ZTE Corp, the world's fourth largest handset producer and fifth-ranked telecoms equipment maker, said on Thursday that limitations on its business operations in Iran would have little impact on overall sales.

ZTE, China's second-largest telecommunications equipment maker, last week said it would curtail its business in Iran following a report that it had sold Iran's largest telecom company a powerful surveillance system capable of monitoring telephone and Internet communications.

President Shi Lirong, speaking at a news conference after the company announced its financial results for 2011, said ZTE was not a mainstream telecoms gear supplier in Iran.

Our business in Iran contributes very little to our overall operations, so the impact will be quite small, Shi said.

Western sanctions on Iran have caused complications for a series of companies as U.S. investors are barred from making any new investments in Iran or in property owned or controlled by the Iranian government.

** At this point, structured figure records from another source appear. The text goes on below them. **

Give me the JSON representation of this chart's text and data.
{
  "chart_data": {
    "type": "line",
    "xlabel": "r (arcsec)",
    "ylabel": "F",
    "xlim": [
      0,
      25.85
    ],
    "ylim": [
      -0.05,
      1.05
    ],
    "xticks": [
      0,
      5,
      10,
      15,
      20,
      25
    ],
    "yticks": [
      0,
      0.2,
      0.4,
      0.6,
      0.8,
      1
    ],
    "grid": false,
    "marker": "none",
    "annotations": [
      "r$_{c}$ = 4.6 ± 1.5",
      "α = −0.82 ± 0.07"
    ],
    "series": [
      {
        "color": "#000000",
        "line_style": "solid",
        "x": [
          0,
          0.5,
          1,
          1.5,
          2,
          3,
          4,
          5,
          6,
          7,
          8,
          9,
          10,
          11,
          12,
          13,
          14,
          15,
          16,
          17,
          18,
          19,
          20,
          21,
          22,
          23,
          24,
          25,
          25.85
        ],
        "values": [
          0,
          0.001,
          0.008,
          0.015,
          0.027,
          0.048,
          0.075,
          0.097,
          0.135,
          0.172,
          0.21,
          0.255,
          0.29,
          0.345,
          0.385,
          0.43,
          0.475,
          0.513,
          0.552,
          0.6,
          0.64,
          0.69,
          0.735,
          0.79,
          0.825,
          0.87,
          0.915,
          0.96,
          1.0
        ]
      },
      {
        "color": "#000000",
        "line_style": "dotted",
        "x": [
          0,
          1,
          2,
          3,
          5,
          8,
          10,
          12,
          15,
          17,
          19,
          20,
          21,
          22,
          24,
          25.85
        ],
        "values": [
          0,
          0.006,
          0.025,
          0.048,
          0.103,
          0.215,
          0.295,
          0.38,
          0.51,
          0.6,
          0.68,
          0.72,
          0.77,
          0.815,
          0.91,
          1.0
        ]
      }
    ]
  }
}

Responding to queries on whether Chinese telecom equipment makers faced challenges in the Australian market, Shi said all of ZTE's products had obtained global certification on the security front.

ZTE's cross-town rival Huawei Technologies hit roadblocks in its telecom equipment business in certain markets, most recently Australia, where the government has barred it from taking part in the country's $38 billion National Broadband Network due to cyber security concerns.

ZTE said on Wednesday that October-December net profit slid 48 percent to 991 million yuan ($157 million) from 1.89 billion yuan a year earlier.

H-shares in ZTE had risen nearly 5 percent by the midday break on Thursday, after jumping as much as 8.5 percent amid market expectations for an improved outlook, bucking a 1.2 percent drop in the broader Hang Seng Index.

Reuters reported last week that ZTE had entered into a $131 million contract with Telecommunication Co of Iran in December 2010.